As we move beyond the peak of this pandemic, attention will turn to the long-term social challenges it will leave behind. These issues of race equality form one theme of a new collection – Our National Debt – which asks how future policy now responds to those who have contributed or sacrificed most in this crisis, such as the role of essential workers in the NHS, public services and the economy.
Another new report, published on Thursday (14), from the All-Party Parliamentary Group (APPG) for Social Integration, reflects on how the lessons of the lockdown, for those trying to reach socially isolated groups, can now inform practice and policy in the gradual transition to the next phase.

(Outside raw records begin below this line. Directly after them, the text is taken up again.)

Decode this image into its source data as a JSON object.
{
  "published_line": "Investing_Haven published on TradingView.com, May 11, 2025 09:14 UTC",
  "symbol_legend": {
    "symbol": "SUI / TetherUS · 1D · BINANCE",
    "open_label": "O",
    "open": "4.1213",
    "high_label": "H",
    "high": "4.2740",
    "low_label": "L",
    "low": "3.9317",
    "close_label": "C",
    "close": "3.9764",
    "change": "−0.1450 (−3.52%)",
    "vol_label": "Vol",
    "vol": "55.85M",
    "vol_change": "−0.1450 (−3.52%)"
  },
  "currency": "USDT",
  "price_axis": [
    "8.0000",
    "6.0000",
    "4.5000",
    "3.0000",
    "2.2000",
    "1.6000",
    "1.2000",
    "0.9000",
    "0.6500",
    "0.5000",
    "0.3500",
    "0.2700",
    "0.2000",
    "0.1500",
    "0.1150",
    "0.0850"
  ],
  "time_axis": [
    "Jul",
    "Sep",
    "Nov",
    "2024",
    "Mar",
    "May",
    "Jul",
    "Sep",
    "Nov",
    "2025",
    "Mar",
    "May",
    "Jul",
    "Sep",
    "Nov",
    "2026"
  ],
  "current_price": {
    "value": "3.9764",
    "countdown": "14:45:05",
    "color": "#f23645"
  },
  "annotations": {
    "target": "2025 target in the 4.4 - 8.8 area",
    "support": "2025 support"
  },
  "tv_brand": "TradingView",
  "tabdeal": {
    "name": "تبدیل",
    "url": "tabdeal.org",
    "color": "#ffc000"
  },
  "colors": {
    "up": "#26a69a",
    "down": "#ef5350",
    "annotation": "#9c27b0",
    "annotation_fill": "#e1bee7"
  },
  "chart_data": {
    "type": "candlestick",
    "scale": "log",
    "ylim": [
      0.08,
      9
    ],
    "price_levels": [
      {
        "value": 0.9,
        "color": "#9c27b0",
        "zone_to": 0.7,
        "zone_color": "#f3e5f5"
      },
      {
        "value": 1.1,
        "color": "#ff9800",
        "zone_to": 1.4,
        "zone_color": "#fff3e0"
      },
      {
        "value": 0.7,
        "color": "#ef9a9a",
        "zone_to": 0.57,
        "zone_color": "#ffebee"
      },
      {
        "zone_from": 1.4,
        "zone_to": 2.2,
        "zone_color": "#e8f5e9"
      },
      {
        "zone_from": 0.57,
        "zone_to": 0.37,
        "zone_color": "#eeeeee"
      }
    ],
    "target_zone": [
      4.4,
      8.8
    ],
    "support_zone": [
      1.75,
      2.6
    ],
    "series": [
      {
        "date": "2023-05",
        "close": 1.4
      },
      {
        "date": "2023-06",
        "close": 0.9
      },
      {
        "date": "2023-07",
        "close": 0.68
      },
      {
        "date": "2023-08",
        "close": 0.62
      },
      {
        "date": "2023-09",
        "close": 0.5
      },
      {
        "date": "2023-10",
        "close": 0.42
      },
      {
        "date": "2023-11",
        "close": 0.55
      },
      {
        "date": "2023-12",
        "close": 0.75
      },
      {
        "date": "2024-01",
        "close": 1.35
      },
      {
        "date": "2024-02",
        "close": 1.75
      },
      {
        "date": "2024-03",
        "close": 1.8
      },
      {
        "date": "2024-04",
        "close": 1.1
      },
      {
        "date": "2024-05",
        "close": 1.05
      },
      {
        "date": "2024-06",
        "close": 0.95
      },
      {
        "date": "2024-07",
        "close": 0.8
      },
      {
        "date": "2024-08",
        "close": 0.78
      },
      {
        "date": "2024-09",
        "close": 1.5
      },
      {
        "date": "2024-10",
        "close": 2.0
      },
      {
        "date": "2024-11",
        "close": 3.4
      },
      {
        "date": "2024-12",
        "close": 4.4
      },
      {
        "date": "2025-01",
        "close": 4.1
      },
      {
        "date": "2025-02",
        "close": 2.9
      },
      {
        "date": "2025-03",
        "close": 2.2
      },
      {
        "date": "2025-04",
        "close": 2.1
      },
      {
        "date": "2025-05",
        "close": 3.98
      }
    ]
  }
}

The APPG report highlights opportunities and challenges from the surge in volunteering prompted by the Covid-19 crisis. Volunteering can play an important role in increasing social connection. Good infrastructure and coordination are important to avoid volunteers having an unsatisfactory experience, where the surge of goodwill is so large that many of those trying to get involved worry about whether they will be given anything useful to do. The report urges government and civic society to work together to ensure a sustained legacy from this desire to contribute.
The wave of new Mutual Aid Groups offers an opportunity to harness this appetite to contribute at a local level. The report’s analysis of their uneven distribution finds fewer new groups being created in some areas, such as those of high population turnover, more deprivation and more social isolation.
The prime minister’s speech last Sunday offered a cautious glimpse of what life might start to look like as the lockdown is lifted. To ensure that it is not only the more cohesive communities which benefit most from increased social connection while those with least social capital fall further behind, we will need to sustain these new efforts to bridge our divides beyond the lockdown.